On April 1st, 2025, von der Leyen issued a stark warning to Donald Trump over his tariff policy: “Europe did not start this confrontation … but my message to you today is that we have everything we need to protect our people and our prosperity… We will negotiate from a position of strength and take firm countermeasures if necessary. All instruments are on the table.” 

These resolute words turned out to be an April Fool’s joke. The deal she in fact agreed to just under four months later is a humiliating climbdown from her earlier hyperbole. Not only did she consent to an asymmetrical trade relationship that allows the U.S. to impose a 15% baseline tariff on most EU imports in return for zero or minuscule EU tariffs on most U.S. exports, but she further agreed to divert anything upward of €1.8 bn of public and private EU funds to the U.S., starving Europe of funds desperately needed to modernise its own increasingly outmoded and outperformed industrial base.

For much of their history, the ancient Persian and the more recent Ottoman Empires relied on a system of client or tributary states amongst the neighbouring states on their periphery.
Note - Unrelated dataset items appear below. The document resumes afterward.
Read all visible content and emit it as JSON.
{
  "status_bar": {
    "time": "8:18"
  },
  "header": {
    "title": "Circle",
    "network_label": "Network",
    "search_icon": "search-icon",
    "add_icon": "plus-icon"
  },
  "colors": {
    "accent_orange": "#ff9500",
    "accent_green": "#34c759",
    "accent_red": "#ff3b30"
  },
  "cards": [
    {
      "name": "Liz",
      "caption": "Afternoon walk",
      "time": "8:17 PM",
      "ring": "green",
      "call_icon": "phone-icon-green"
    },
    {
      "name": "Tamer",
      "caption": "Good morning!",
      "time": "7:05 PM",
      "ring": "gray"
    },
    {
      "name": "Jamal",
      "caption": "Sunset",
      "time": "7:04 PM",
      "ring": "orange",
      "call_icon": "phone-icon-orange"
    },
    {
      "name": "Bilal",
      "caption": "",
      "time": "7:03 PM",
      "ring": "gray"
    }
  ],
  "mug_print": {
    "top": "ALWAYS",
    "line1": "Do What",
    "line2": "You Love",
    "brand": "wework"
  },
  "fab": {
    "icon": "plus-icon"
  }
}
These states were obliged to render regular tributes to their Persian and Ottoman overlords, which often involved financial contributions and military support, whilst also being a token of their submission. In return, these tributary states retained a degree of internal autonomy to mismanage their domestic affairs as their rulers saw fit. Throughout its history, and contrary to European delusions of adequacy, the EU has always been the junior partner of the U.S. in a progressively asymmetric transatlantic relationship. Von der Leyen, with her calamitous policy mix of open-door mass migration, COVID shutdowns, and the green transformation and deindustrialisation of the European economies, has hastened the widening power imbalance between Europe and America. It may legitimately be regarded not only as the logical conclusion of her policies but also as their ‘success’ that she has now formally recognised the EU’s diminished status as a tributary vassal of the United States. Von der Leyen’s many vices are being paid for by Europe at very high prices. Honi soit qui mal y pense!

Dr. Gunnar Beck is a Reader in EU Law at SOAS University and a barrister at 1 EC Chambers, both in London. He was an MEP from 2019 to 2024.